Trapping Rain Water Problem

Trapping Rain Water Problem

Problem Description
Given n non-negative integers representing an elevation map where the width of each bar is 1, compute how much water it can trap after raining.

Example:
Input: height = [0,1,0,2,1,0,1,3,2,1,2,1]
Output: 6
Explanation: 6 units of water can be trapped (the blue section represents water).

Solution Approach
This problem can be solved using multiple methods.
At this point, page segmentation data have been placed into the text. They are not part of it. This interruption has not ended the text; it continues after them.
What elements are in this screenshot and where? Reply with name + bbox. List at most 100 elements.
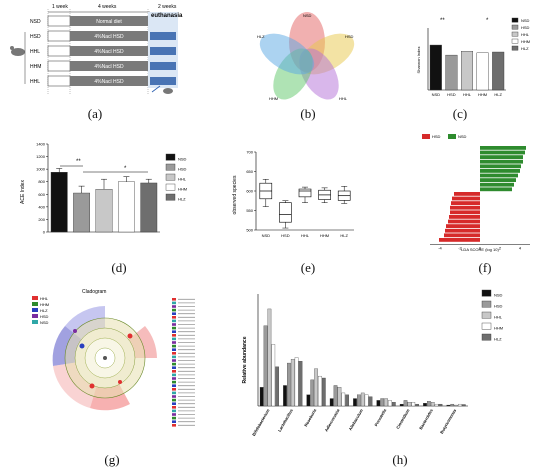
diet-box — [70, 16, 148, 26]
lda-bar — [452, 196, 480, 201]
y-tick: 400 — [38, 204, 45, 209]
treatment-box — [150, 47, 176, 55]
legend-label: NSD — [521, 18, 530, 23]
lda-bar — [454, 192, 480, 196]
category-label: Bifidobacterium — [251, 408, 271, 437]
panel-c-shannon-chart: Shannon Index NSD HSD HHL HHM HLZ ** * NSD HS… — [412, 8, 547, 100]
group-label: HSD — [30, 34, 41, 40]
panel-g-cladogram: Cladogram HHL HHM HLZ HSD NSD — [30, 286, 220, 434]
tick-label: HHL — [463, 92, 472, 97]
bar — [461, 51, 474, 91]
y-tick: 500 — [246, 228, 253, 233]
bar — [434, 403, 439, 407]
x-tick: -2 — [458, 246, 462, 251]
panel-b-venn-diagram: NSD HSD HHL HHM HLZ — [255, 12, 360, 104]
legend-label: NSD — [494, 292, 503, 297]
panel-g-legend: HHL HHM HLZ HSD NSD — [32, 296, 49, 325]
venn-label-hhm: HHM — [269, 96, 278, 101]
legend-label: HHM — [494, 325, 503, 330]
y-tick: 1000 — [36, 167, 46, 172]
tick-label: HHM — [478, 92, 487, 97]
bar — [407, 402, 412, 407]
panel-b-svg: NSD HSD HHL HHM HLZ — [257, 12, 355, 101]
panel-c-sig-1: ** — [440, 18, 445, 24]
diet-rows: NSD Normal diet HSD 4%Nacl HSD HHL 4%Nacl HSD… — [30, 15, 176, 87]
panel-h-bars: Bifidobacterium Lactobacillus Roseburia Adl… — [251, 294, 468, 437]
legend-swatch — [481, 300, 492, 308]
bar — [384, 398, 388, 407]
lda-bar — [480, 173, 518, 178]
diet-label: 4%Nacl HSD — [94, 64, 124, 70]
bar — [458, 403, 462, 407]
y-tick: 650 — [246, 169, 253, 174]
panel-label-a: (a) — [87, 106, 103, 121]
legend-swatch — [511, 45, 519, 51]
lda-bar — [480, 169, 520, 173]
bar — [403, 400, 408, 407]
lda-bar — [446, 224, 480, 228]
panel-e-ylabel: observed species — [232, 175, 238, 214]
panel-label-d: (d) — [111, 260, 127, 275]
bar — [357, 394, 361, 407]
lda-bar — [480, 182, 514, 187]
x-tick: 4 — [519, 246, 522, 251]
category-label: Butyricimonas — [439, 407, 458, 434]
treatment-box — [150, 62, 176, 70]
y-tick: 600 — [38, 192, 45, 197]
bar — [275, 366, 279, 407]
bar — [376, 400, 381, 407]
bar — [430, 402, 435, 407]
bar — [267, 308, 272, 407]
bar — [298, 361, 303, 407]
box — [279, 202, 292, 223]
diet-label: 4%Nacl HSD — [94, 79, 124, 85]
lda-bar — [445, 228, 480, 233]
lda-bar — [480, 159, 523, 164]
legend-label: HSD — [178, 166, 187, 171]
bar — [492, 51, 505, 91]
panel-label-c: (c) — [452, 106, 468, 121]
panel-g-svg: Cladogram HHL HHM HLZ HSD NSD — [32, 289, 195, 427]
x-tick: -4 — [438, 246, 442, 251]
x-tick: 0 — [479, 246, 482, 251]
timeline-2weeks: 2 weeks — [158, 4, 177, 10]
bar — [50, 172, 68, 233]
lda-bar — [480, 150, 525, 155]
bar — [283, 385, 287, 407]
panel-e-boxes: 500 550 600 650 700 NSD HSD HHL HHM HLZ — [246, 150, 354, 238]
bar — [140, 182, 158, 233]
clado-legend-hhm: HHM — [40, 302, 49, 307]
panel-label-f: (f) — [478, 260, 492, 275]
clado-legend-nsd: NSD — [40, 320, 49, 325]
clado-legend-hhl: HHL — [40, 296, 49, 301]
bar — [345, 394, 349, 407]
group-label: HHL — [30, 49, 40, 55]
legend-swatch — [165, 163, 176, 171]
box — [298, 188, 312, 198]
lda-bar — [444, 233, 480, 238]
category-label: Bacteroides — [418, 407, 434, 430]
bar — [368, 396, 373, 407]
treatment-box — [150, 32, 176, 40]
panel-g-title: Cladogram — [82, 289, 106, 295]
panel-f-svg: HSD NSD -4 -2 0 2 4 LDA SCORE (log 10) — [422, 134, 530, 252]
bar — [294, 357, 299, 407]
panel-d-legend: NSD HSD HHL HHM HLZ — [165, 153, 187, 201]
legend-label: HLZ — [178, 196, 186, 201]
legend-label: HSD — [521, 25, 530, 30]
timeline-1week: 1 week — [52, 4, 68, 10]
panel-d-ace-chart: ACE Index 0 200 400 600 800 1000 1200 1400 ** *… — [18, 132, 208, 252]
bar — [411, 402, 416, 407]
panel-h-abundance-chart: Relative abundance Bifidobacterium Lactob… — [240, 282, 545, 447]
panel-d-bars: 0 200 400 600 800 1000 1200 1400 — [36, 142, 160, 235]
legend-swatch — [511, 24, 519, 30]
lda-bar — [480, 155, 523, 159]
bar — [415, 403, 419, 407]
diet-label: 4%Nacl HSD — [94, 34, 124, 40]
bar — [259, 387, 264, 407]
bar — [380, 398, 385, 407]
category-label: Clostridium — [395, 408, 411, 430]
legend-swatch — [165, 173, 176, 181]
bar — [438, 403, 443, 407]
cladogram-wheel — [52, 306, 157, 411]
We start from the most intuitive brute-force approach and gradually optimize to the optimal solution.

Method 1: Brute Force (Column-wise Calculation)
Core Idea: For each bar, find the highest bar to its left and right, then calculate the amount of water that can be trapped at that bar.

Steps:

  1. Iterate over each element in the array (representing the current bar).
  2. Scan left to find the highest bar height left_max to the left of the current bar.
  3. Scan right to find the highest bar height right_max to the right of the current bar.
  4. Water trapped at current bar = min(left_max, right_max) - current bar height.
  5. If the result is negative, treat it as 0.
  6. Sum up the water trapped for all bars.

Time Complexity: O(n²), Space Complexity: O(1)
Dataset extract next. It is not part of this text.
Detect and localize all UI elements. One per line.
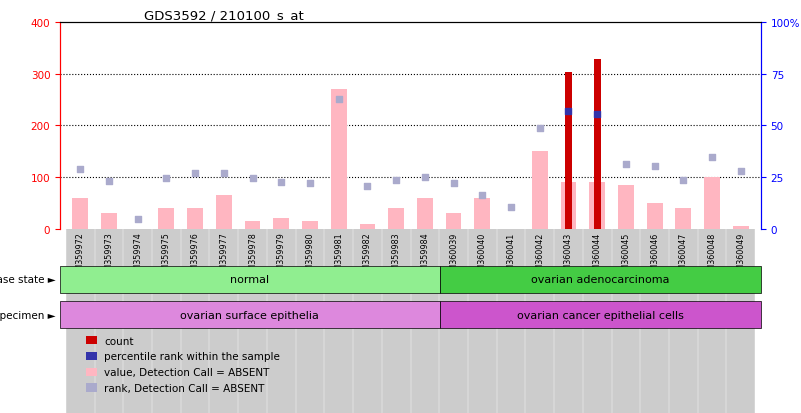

Method 2: Dynamic Programming (Preprocessing Max Values)
Optimization Idea: Precompute the left and right maximum heights for each position to avoid repeated scans.

Steps:

  1. Create two arrays left_max and right_max.
  2. left_max[i] represents the highest bar height to the left of position i (including i).
    • left_max[0] = height[0]
    • left_max[i] = max(left_max[i-1], height[i])
  3. right_max[i] represents the highest bar height to the right of position i (including i).
    • right_max[n-1] = height[n-1]
    • right_max[i] = max(right_max[i+1], height[i])
  4. Iterate over each position and calculate trapped water: min(left_max[i], right_max[i]) - height[i]

Time Complexity: O(n), Space Complexity: O(n)

Method 3: Two Pointers Approach (Optimal Solution)
Optimization Idea: Optimize space complexity based on dynamic programming by using two pointers traversing from both ends toward the center.

Steps:

  1. Initialize left = 0, right = n-1.
  2. Initialize left_max = 0, right_max = 0 (to record the left and right maximum heights encountered during traversal).
  3. While left < right:
    • If height[left] < height[right]:
      • If height[left] ≥ left_max, update left_max.
      • Otherwise, accumulate trapped water: left_max - height[left].
      • left++
    • Else:
      • If height[right] ≥ right_max, update right_max.
      • Otherwise, accumulate trapped water: right_max - height[right].
      • right--

Key Insight: We always move the pointer on the side with the smaller height because the amount of trapped water is determined by the shorter side.

Time Complexity: O(n), Space Complexity: O(1)

Code Implementation (Two Pointers Approach)

def trap(height):
    if not height:
        return 0
    
    left, right = 0, len(height) - 1
    left_max = right_max = 0
    result = 0
    
    while left < right:
        if height[left] < height[right]:
            if height[left] >= left_max:
                left_max = height[left]
            else:
                result += left_max - height[left]
            left += 1
        else:
            if height[right] >= right_max:
                right_max = height[right]
            else:
                result += right_max - height[right]
            right -= 1
    
    return result

Summary
The trapping rain water problem tests the understanding of array operations and two-pointer techniques. The optimization process from brute force to dynamic programming and then to the two-pointer approach reflects common optimization strategies in algorithm design: reducing repeated calculations through preprocessing and then lowering space complexity through spatial optimization.